A Leader’s take on the Skill Will Matrix
The Skill Will Matrix has mostly been seen from a Leader’s perspective like in the below Matrix. It has been a Leader’s Hack, and rightly so, to begin with! The leader (manager) is the bridge between the Team Member and the Organization. The leader has the vantage view to see the Team as a whole, the individual Team Member, the business outcomes and the organizational priorities.
A Leader’s pursuit around this Matrix will only be successful when it has the participation of the employee. Often times the leader has made a qualitative interpretation of the Skill-Will status of a Team Member in isolation. It continues to be a Leader’s Hack, until it remains as the knowledge that is not harnessed for the Team Member in an equal manner, by the Leader. A logical next step is for the Team Member to have a common understanding of her positioning in line with the Leader. In the absence of this, the Leader might end up applying an incorrect strategy such as Supervising instead of Coaching.
Skill Will Matrix to the rescue of the Team Member actually sitting in the Matrix
The Skill-Will Matrix must also serve the Team Member. The Team Member must know what is in it for me. This forms the basis of a partnership with the Leader, which is required for successful and actionable next steps.
In a certain sense, the Leader and the Team Member are accountability partners to each other. The hacks presented for both roles, in each Box, are quite intuitive. The leader’s role is to share with the Team Member where she stands and receive the Team Member’s perspective. Concurrence is not the direct goal, but calibration is an important outcome. Once there is an agreement on the Quadrant, the rest is easy.

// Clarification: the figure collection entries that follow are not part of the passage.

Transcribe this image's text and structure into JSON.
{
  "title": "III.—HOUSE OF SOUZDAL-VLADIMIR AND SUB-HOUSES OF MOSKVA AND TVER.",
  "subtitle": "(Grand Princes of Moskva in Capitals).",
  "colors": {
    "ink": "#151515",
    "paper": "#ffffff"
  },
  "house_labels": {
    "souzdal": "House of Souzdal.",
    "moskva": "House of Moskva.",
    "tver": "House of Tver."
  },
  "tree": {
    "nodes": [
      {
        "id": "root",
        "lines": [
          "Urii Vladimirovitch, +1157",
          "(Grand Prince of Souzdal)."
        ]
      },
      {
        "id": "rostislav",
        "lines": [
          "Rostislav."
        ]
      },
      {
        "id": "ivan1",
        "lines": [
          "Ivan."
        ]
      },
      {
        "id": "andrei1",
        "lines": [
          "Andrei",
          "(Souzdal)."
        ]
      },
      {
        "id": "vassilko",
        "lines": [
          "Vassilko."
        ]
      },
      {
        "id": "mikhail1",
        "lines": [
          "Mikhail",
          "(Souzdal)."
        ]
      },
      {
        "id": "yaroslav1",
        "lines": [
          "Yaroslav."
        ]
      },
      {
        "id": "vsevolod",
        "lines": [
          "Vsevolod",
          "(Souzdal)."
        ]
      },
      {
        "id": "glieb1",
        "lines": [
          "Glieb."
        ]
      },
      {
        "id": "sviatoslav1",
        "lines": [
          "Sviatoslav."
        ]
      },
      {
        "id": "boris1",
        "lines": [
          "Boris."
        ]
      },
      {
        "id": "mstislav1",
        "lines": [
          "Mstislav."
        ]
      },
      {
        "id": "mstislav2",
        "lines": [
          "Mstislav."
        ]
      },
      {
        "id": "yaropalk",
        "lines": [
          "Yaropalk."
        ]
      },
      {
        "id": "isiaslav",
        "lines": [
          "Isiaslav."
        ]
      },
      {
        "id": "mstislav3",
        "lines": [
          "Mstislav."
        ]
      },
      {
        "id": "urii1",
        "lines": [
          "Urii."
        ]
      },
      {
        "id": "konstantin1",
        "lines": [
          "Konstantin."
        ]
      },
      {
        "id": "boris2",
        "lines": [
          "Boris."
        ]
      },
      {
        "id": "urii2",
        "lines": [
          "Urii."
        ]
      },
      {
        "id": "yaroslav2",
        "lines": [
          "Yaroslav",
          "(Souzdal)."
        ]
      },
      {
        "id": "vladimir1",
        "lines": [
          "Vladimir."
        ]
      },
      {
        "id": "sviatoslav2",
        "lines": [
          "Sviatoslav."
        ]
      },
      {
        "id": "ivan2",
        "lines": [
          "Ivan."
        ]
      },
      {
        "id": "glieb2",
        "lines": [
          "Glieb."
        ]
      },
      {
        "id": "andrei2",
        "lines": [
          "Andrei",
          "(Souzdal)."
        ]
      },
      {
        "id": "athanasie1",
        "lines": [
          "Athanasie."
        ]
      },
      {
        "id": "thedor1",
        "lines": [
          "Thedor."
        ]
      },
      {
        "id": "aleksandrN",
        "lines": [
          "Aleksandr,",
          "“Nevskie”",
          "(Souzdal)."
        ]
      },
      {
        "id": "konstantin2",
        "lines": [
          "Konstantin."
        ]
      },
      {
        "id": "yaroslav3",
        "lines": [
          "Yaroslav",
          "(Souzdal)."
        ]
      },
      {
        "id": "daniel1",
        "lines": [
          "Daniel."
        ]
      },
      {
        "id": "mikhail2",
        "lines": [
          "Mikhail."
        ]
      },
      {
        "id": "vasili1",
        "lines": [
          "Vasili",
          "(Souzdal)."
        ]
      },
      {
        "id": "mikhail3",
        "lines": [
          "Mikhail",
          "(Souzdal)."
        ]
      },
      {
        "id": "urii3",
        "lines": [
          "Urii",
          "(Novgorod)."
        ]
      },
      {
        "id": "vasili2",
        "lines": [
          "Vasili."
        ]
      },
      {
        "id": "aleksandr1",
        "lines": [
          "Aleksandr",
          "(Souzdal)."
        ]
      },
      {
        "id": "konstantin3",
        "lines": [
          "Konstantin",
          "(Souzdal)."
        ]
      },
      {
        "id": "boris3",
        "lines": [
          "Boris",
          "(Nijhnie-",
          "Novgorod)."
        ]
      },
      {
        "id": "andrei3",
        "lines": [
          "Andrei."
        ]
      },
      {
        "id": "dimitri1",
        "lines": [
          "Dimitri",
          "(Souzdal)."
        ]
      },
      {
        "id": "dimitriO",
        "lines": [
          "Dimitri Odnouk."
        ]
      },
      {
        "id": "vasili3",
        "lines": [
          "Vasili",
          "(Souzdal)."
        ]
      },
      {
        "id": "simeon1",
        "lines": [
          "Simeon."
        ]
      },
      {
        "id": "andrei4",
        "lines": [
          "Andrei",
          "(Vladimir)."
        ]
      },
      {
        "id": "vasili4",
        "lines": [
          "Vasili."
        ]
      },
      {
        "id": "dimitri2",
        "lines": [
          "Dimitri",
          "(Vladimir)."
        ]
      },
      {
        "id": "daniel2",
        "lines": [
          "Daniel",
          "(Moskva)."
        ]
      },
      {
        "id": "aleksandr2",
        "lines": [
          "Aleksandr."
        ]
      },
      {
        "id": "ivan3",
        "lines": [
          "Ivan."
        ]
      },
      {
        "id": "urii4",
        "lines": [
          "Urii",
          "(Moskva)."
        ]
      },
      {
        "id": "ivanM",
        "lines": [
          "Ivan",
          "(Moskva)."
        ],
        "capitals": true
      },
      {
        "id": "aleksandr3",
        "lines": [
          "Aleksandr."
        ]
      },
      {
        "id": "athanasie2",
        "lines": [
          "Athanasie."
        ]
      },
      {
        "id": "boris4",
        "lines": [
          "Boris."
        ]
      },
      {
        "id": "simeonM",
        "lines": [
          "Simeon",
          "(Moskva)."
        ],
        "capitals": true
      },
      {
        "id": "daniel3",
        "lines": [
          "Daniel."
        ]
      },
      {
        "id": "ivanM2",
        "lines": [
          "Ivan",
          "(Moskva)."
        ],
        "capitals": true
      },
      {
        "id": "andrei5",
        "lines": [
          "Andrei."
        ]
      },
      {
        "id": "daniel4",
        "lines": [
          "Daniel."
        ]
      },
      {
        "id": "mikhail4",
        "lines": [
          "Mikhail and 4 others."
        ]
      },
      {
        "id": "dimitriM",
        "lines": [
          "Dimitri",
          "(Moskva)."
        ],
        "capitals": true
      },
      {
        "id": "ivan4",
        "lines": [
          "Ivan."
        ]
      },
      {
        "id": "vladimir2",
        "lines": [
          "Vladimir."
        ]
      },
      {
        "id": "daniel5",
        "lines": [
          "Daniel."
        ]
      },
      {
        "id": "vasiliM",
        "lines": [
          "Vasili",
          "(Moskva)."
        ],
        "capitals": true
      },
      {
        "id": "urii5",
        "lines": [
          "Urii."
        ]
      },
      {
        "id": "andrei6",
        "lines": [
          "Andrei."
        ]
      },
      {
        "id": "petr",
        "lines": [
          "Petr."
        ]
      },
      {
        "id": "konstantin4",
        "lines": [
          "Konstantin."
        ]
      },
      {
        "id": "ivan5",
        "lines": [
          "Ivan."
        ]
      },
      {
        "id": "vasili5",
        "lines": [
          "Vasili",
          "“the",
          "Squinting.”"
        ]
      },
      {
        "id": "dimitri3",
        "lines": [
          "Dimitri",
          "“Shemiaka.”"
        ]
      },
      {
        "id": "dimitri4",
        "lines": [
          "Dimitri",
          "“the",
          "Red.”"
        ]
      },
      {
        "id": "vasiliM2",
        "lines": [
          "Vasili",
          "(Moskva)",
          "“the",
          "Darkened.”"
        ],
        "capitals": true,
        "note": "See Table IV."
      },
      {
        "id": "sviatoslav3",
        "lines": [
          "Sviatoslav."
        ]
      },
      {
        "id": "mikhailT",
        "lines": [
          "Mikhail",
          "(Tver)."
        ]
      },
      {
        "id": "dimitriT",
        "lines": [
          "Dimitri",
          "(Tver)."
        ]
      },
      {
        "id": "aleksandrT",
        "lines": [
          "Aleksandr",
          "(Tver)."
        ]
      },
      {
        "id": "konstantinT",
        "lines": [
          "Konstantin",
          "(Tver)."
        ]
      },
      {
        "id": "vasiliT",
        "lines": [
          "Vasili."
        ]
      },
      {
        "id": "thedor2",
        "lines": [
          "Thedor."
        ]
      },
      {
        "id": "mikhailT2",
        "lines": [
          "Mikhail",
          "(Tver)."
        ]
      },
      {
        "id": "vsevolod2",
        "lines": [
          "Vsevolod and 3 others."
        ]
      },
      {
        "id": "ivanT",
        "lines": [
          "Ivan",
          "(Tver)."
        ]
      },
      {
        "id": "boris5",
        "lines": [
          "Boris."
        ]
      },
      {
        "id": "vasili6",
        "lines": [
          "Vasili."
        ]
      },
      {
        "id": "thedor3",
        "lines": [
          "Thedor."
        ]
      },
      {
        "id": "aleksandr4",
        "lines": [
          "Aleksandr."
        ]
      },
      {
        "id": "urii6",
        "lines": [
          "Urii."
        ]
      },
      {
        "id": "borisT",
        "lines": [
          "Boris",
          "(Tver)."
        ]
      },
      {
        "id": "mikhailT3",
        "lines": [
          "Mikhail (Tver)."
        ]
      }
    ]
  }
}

The lower scale Quadrant positioning can be challenging for the Leader to put across, nevertheless, a direct message is the shortest route to progress. This can be a surprise to the Team Member, and there are chances for the Team Member to get defensive. The best time to have this discussion is during periodic 1-1s, and not necessarily during a performance evaluation discussion. It is important to drive home the point that this is a medium to long-term journey.
Organization’s angle to the Skill Will Matrix
Another important understanding for both the Leader and the Team Member is for the two to recognize the Organizational perspective of the Skill Will Matrix.
This understanding is critical to both the Leader as well as the Team Member. Once they are able to connect from an Organizational Perspective, it tends to be less personal and the two can transact on a higher plane. Intent and purpose are better defined, and progress is more tangible.
An ideal Workflow for using the Skill Will Matrix in an organization
The Skill Will Matrix cannot be a secret that resides with the Leader. It is just half the journey. For tangible and actionable outcomes the Team Member’s positioning must be shared directly with a context of coaching rather than performance assessment. After this, the two must be able to relate with the Organizational perspective of the Four Quadrants. This propels actionable efforts and instills in the Team Member a motivation to get better. A likely workflow can be seen as below:
- Manager (Leader) to assess Four Box positioning of the Team Member
- Manager to share the placement with the Team Member, come to an agreement on the positioning
- Manager and Team Member to connect with Organizational Perspective
- Jointly work on improving the status, and hold each other accountable on the desired journey (define Goals, etc.)
Every Quadrant needs a special deep-dive. A 360-degree approach to using this Skill Will Matrix is fundamental to its success. The success lies in the partnership that is struck using the Skill Will Matrix.